I got this doubt while solving this problem:
Given $g : \mathbb{R} \to \mathbb{R}$ $$g(x)=0$$
and $f: \mathbb{R} \to \mathbb{R}$
$$f(x)= \begin{cases} 0, \quad & \text{ if } x \ne 0, \\ 1, &\text{ if } x = 0\end{cases}$$
Now we have $$\lim_{x \to 0} f(x)=0 \ne f(0)$$ hence $f$ has Removable Discontinuity at $x=0$
Also $$\lim_{x \to 0} g(x)=0$$
Its quite obvious that $f(g(x)=1$ $\forall$ $x \in \mathbb{R}$
Hence $$\lim_{x \to 0} f\left(g(x)\right)=1$$
But $$f\left(\lim_{x \to 0}g(x)\right)=f(0)=1$$
So can Limit and function be interchanged when the function has Removable discontinuity?
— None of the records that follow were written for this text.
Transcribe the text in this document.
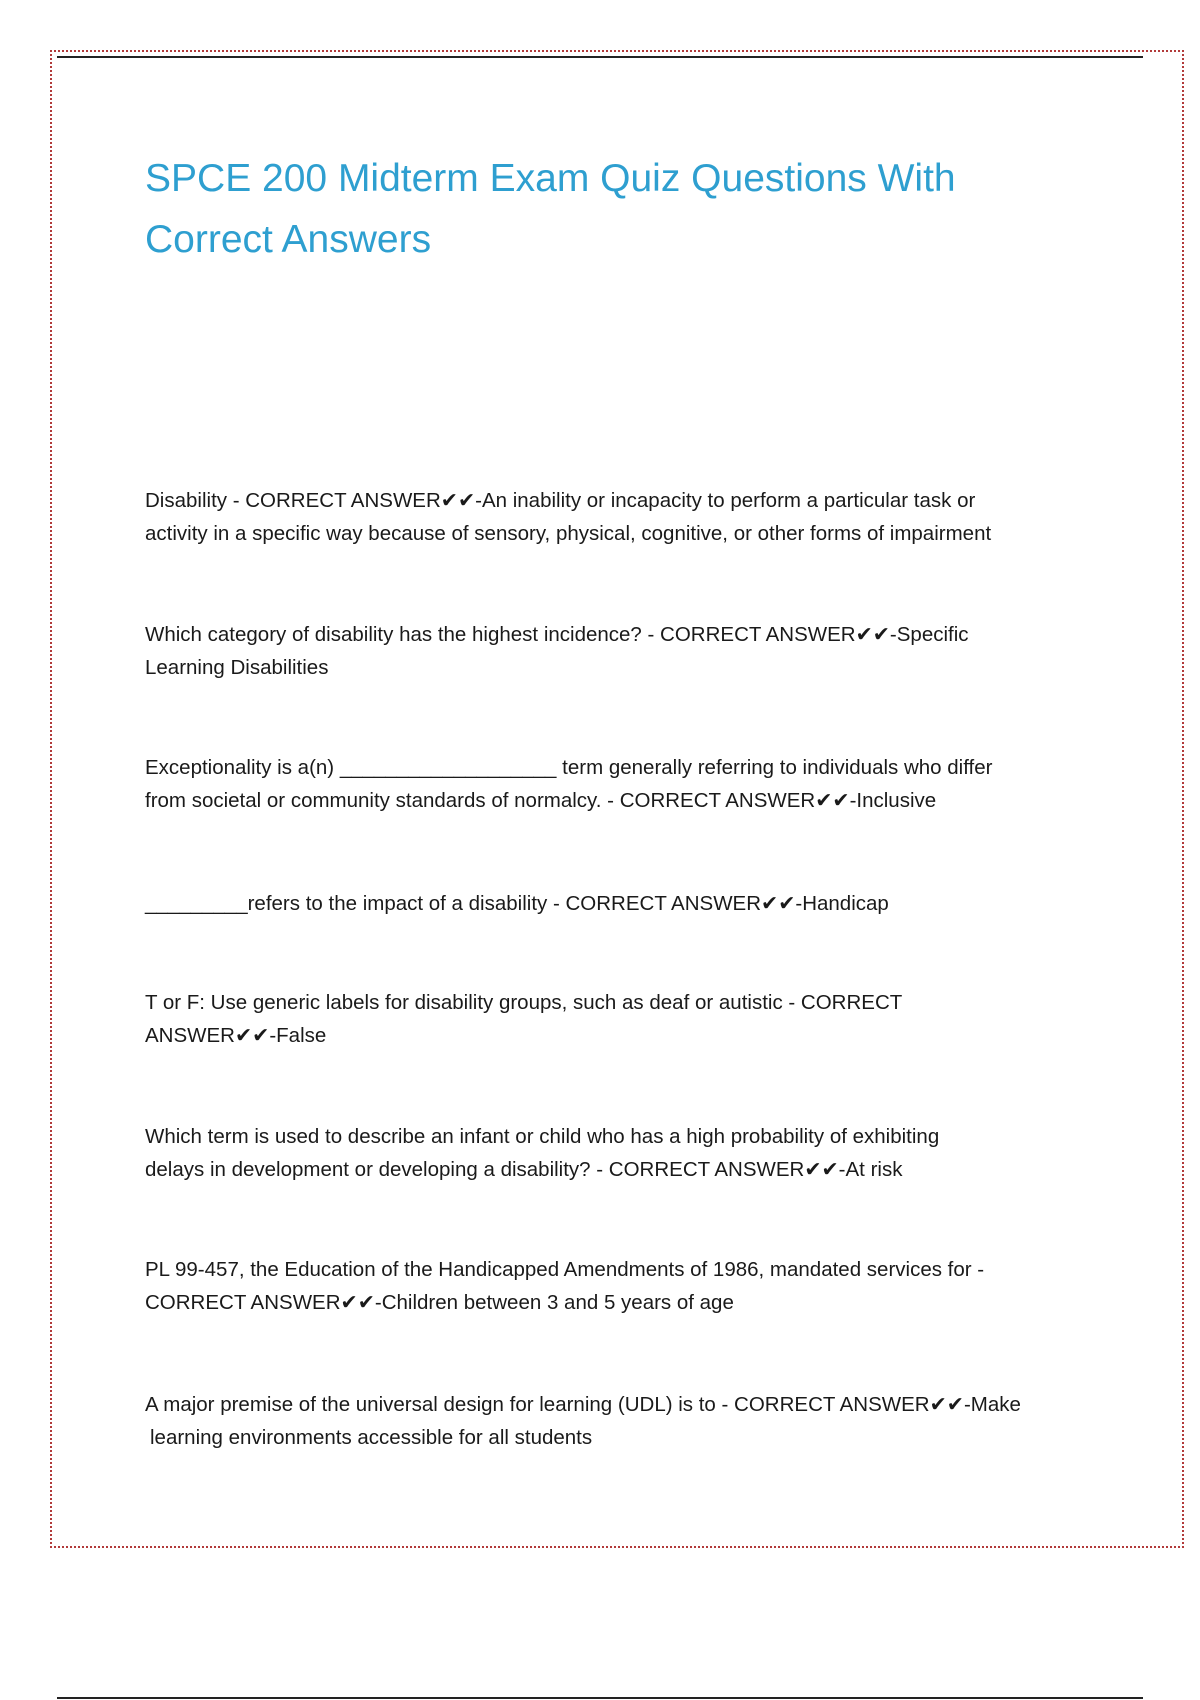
SPCE 200 Midterm Exam Quiz Questions With
Correct Answers
Disability - CORRECT ANSWER✔✔-An inability or incapacity to perform a particular task or
activity in a specific way because of sensory, physical, cognitive, or other forms of impairment
Which category of disability has the highest incidence? - CORRECT ANSWER✔✔-Specific
Learning Disabilities
Exceptionality is a(n) ___________________ term generally referring to individuals who differ
from societal or community standards of normalcy. - CORRECT ANSWER✔✔-Inclusive
_________refers to the impact of a disability - CORRECT ANSWER✔✔-Handicap
T or F: Use generic labels for disability groups, such as deaf or autistic - CORRECT
ANSWER✔✔-False
Which term is used to describe an infant or child who has a high probability of exhibiting
delays in development or developing a disability? - CORRECT ANSWER✔✔-At risk
PL 99-457, the Education of the Handicapped Amendments of 1986, mandated services for -
CORRECT ANSWER✔✔-Children between 3 and 5 years of age
A major premise of the universal design for learning (UDL) is to - CORRECT ANSWER✔✔-Make
learning environments accessible for all students
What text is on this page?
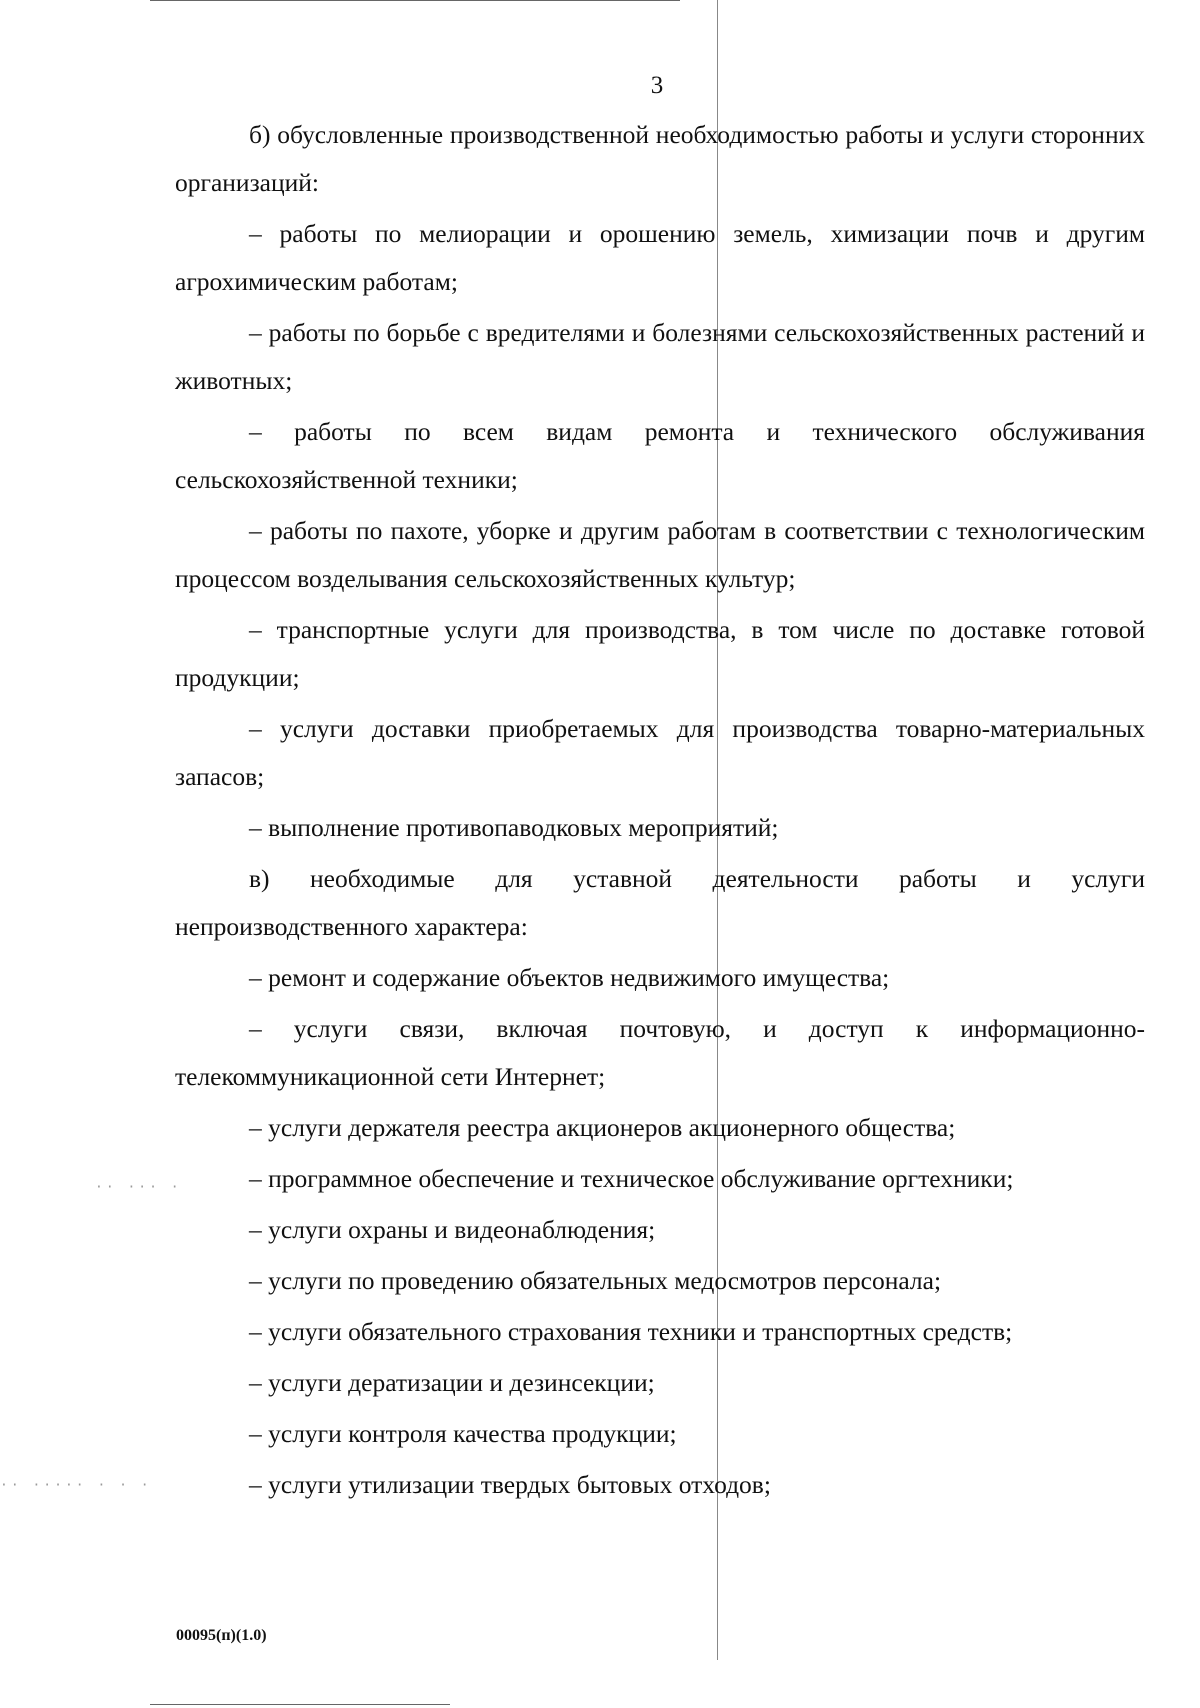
·· ··· ·
·· ····· · · ·
3

б) обусловленные производственной необходимостью работы и услуги сторонних организаций:

– работы по мелиорации и орошению земель, химизации почв и другим агрохимическим работам;

– работы по борьбе с вредителями и болезнями сельскохозяйственных растений и животных;

– работы по всем видам ремонта и технического обслуживания сельскохозяйственной техники;

– работы по пахоте, уборке и другим работам в соответствии с технологическим процессом возделывания сельскохозяйственных культур;

– транспортные услуги для производства, в том числе по доставке готовой продукции;

– услуги доставки приобретаемых для производства товарно-материальных запасов;

– выполнение противопаводковых мероприятий;

в) необходимые для уставной деятельности работы и услуги непроизводственного характера:

– ремонт и содержание объектов недвижимого имущества;

– услуги связи, включая почтовую, и доступ к информационно-телекоммуникационной сети Интернет;

– услуги держателя реестра акционеров акционерного общества;

– программное обеспечение и техническое обслуживание оргтехники;

– услуги охраны и видеонаблюдения;

– услуги по проведению обязательных медосмотров персонала;

– услуги обязательного страхования техники и транспортных средств;

– услуги дератизации и дезинсекции;

– услуги контроля качества продукции;

– услуги утилизации твердых бытовых отходов;

00095(п)(1.0)
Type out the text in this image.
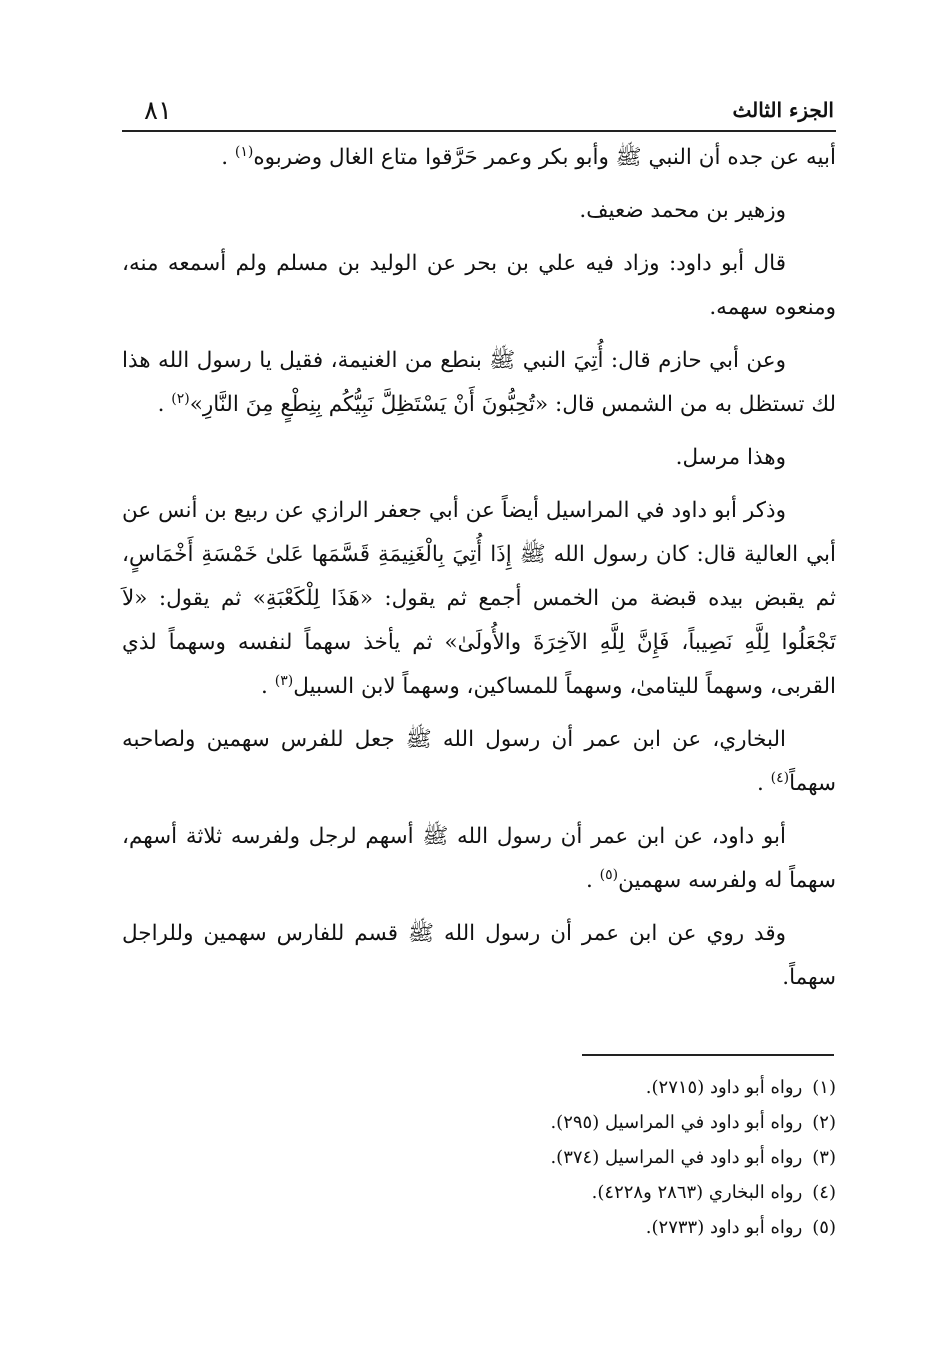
الجزء الثالث
٨١

أبيه عن جده أن النبي ﷺ وأبو بكر وعمر حَرَّقوا متاع الغال وضربوه$^{(١)}$ .

وزهير بن محمد ضعيف.

قال أبو داود: وزاد فيه علي بن بحر عن الوليد بن مسلم ولم أسمعه منه، ومنعوه سهمه.

وعن أبي حازم قال: أُتِيَ النبي ﷺ بنطع من الغنيمة، فقيل يا رسول الله هذا لك تستظل به من الشمس قال: «تُحِبُّونَ أَنْ يَسْتَظِلَّ نَبِيُّكُم بِنِطْعٍ مِنَ النَّارِ»$^{(٢)}$ .

وهذا مرسل.

وذكر أبو داود في المراسيل أيضاً عن أبي جعفر الرازي عن ربيع بن أنس عن أبي العالية قال: كان رسول الله ﷺ إِذَا أُتِيَ بِالْغَنِيمَةِ قَسَّمَها عَلىٰ خَمْسَةِ أَخْمَاسٍ، ثم يقبض بيده قبضة من الخمس أجمع ثم يقول: «هَذَا لِلْكَعْبَةِ» ثم يقول: «لاَ تَجْعَلُوا لِلَّهِ نَصِيباً، فَإِنَّ لِلَّهِ الآخِرَةَ والأُولَىٰ» ثم يأخذ سهماً لنفسه وسهماً لذي القربى، وسهماً لليتامىٰ، وسهماً للمساكين، وسهماً لابن السبيل$^{(٣)}$ .

البخاري، عن ابن عمر أن رسول الله ﷺ جعل للفرس سهمين ولصاحبه سهماً$^{(٤)}$ .

أبو داود، عن ابن عمر أن رسول الله ﷺ أسهم لرجل ولفرسه ثلاثة أسهم، سهماً له ولفرسه سهمين$^{(٥)}$ .

وقد روي عن ابن عمر أن رسول الله ﷺ قسم للفارس سهمين وللراجل سهماً.

(١)رواه أبو داود (٢٧١٥).
(٢)رواه أبو داود في المراسيل (٢٩٥).
(٣)رواه أبو داود في المراسيل (٣٧٤).
(٤)رواه البخاري (٢٨٦٣ و٤٢٢٨).
(٥)رواه أبو داود (٢٧٣٣).
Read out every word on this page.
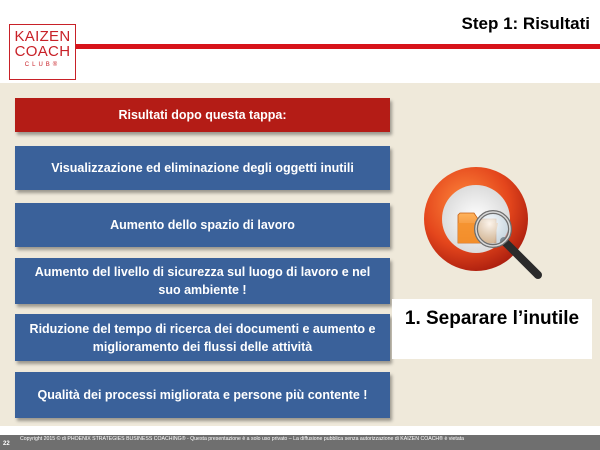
KAIZEN
COACH
CLUB®
Step 1: Risultati
Risultati dopo questa tappa:
Visualizzazione ed eliminazione degli oggetti inutili
Aumento dello spazio di lavoro
Aumento del livello di sicurezza sul luogo di lavoro e nel suo ambiente !
Riduzione del tempo di ricerca dei documenti e aumento e miglioramento dei flussi delle attività
Qualità dei processi migliorata e persone più contente !
1. Separare l’inutile
Copyright 2015 © di PHOENIX STRATEGIES BUSINESS COACHING® - Questa presentazione è a solo uso privato – La diffusione pubblica senza autorizzazione di KAIZEN COACH® è vietata
22
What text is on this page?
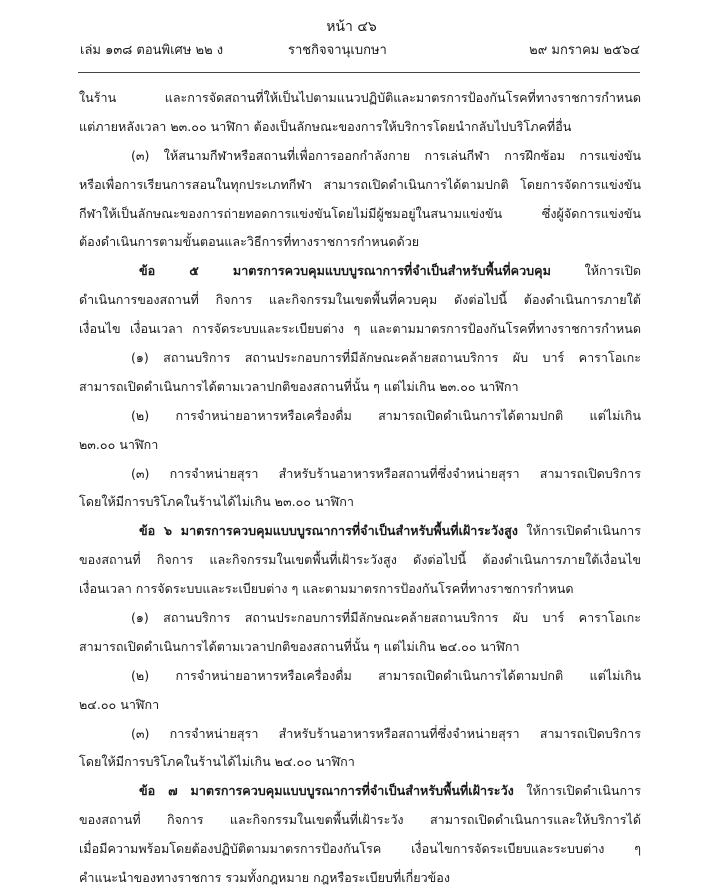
หน้า ๔๖
เล่ม ๑๓๘ ตอนพิเศษ ๒๒ ง	ราชกิจจานุเบกษา	๒๙ มกราคม ๒๕๖๔
ในร้าน และการจัดสถานที่ให้เป็นไปตามแนวปฏิบัติและมาตรการป้องกันโรคที่ทางราชการกำหนด
แต่ภายหลังเวลา ๒๓.๐๐ นาฬิกา ต้องเป็นลักษณะของการให้บริการโดยนำกลับไปบริโภคที่อื่น
(๓) ให้สนามกีฬาหรือสถานที่เพื่อการออกกำลังกาย การเล่นกีฬา การฝึกซ้อม การแข่งขัน
หรือเพื่อการเรียนการสอนในทุกประเภทกีฬา สามารถเปิดดำเนินการได้ตามปกติ โดยการจัดการแข่งขัน
กีฬาให้เป็นลักษณะของการถ่ายทอดการแข่งขันโดยไม่มีผู้ชมอยู่ในสนามแข่งขัน ซึ่งผู้จัดการแข่งขัน
ต้องดำเนินการตามขั้นตอนและวิธีการที่ทางราชการกำหนดด้วย
ข้อ ๕ มาตรการควบคุมแบบบูรณาการที่จำเป็นสำหรับพื้นที่ควบคุม ให้การเปิด
ดำเนินการของสถานที่ กิจการ และกิจกรรมในเขตพื้นที่ควบคุม ดังต่อไปนี้ ต้องดำเนินการภายใต้
เงื่อนไข เงื่อนเวลา การจัดระบบและระเบียบต่าง ๆ และตามมาตรการป้องกันโรคที่ทางราชการกำหนด
(๑) สถานบริการ สถานประกอบการที่มีลักษณะคล้ายสถานบริการ ผับ บาร์ คาราโอเกะ
สามารถเปิดดำเนินการได้ตามเวลาปกติของสถานที่นั้น ๆ แต่ไม่เกิน ๒๓.๐๐ นาฬิกา
(๒) การจำหน่ายอาหารหรือเครื่องดื่ม สามารถเปิดดำเนินการได้ตามปกติ แต่ไม่เกิน
๒๓.๐๐ นาฬิกา
(๓) การจำหน่ายสุรา สำหรับร้านอาหารหรือสถานที่ซึ่งจำหน่ายสุรา สามารถเปิดบริการ
โดยให้มีการบริโภคในร้านได้ไม่เกิน ๒๓.๐๐ นาฬิกา
ข้อ ๖ มาตรการควบคุมแบบบูรณาการที่จำเป็นสำหรับพื้นที่เฝ้าระวังสูง ให้การเปิดดำเนินการ
ของสถานที่ กิจการ และกิจกรรมในเขตพื้นที่เฝ้าระวังสูง ดังต่อไปนี้ ต้องดำเนินการภายใต้เงื่อนไข
เงื่อนเวลา การจัดระบบและระเบียบต่าง ๆ และตามมาตรการป้องกันโรคที่ทางราชการกำหนด
(๑) สถานบริการ สถานประกอบการที่มีลักษณะคล้ายสถานบริการ ผับ บาร์ คาราโอเกะ
สามารถเปิดดำเนินการได้ตามเวลาปกติของสถานที่นั้น ๆ แต่ไม่เกิน ๒๔.๐๐ นาฬิกา
(๒) การจำหน่ายอาหารหรือเครื่องดื่ม สามารถเปิดดำเนินการได้ตามปกติ แต่ไม่เกิน
๒๔.๐๐ นาฬิกา
(๓) การจำหน่ายสุรา สำหรับร้านอาหารหรือสถานที่ซึ่งจำหน่ายสุรา สามารถเปิดบริการ
โดยให้มีการบริโภคในร้านได้ไม่เกิน ๒๔.๐๐ นาฬิกา
ข้อ ๗ มาตรการควบคุมแบบบูรณาการที่จำเป็นสำหรับพื้นที่เฝ้าระวัง ให้การเปิดดำเนินการ
ของสถานที่ กิจการ และกิจกรรมในเขตพื้นที่เฝ้าระวัง สามารถเปิดดำเนินการและให้บริการได้
เมื่อมีความพร้อมโดยต้องปฏิบัติตามมาตรการป้องกันโรค เงื่อนไขการจัดระเบียบและระบบต่าง ๆ
คำแนะนำของทางราชการ รวมทั้งกฎหมาย กฎหรือระเบียบที่เกี่ยวข้อง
No, in your example magically values are equal , so it does not mean you can take the limit inside.
Consider
$$g(x)=x^2$$
$$f(x)= \begin{cases} x+1, \quad & \text{ if } x \ne 1, \\ 4, &\text{ if } x = 1\end{cases}$$
we have $$f\left(g(x)\right)= \begin{cases} x^2+1, \quad & \text{ if } x \ne \pm1, \\ 4, &\text{ if } x = \pm1\end{cases}$$
So $$\lim_{x \to 1}f(g(x))=2$$ while
$$f\left(\lim_{x \to 1} g(x)\right)=4$$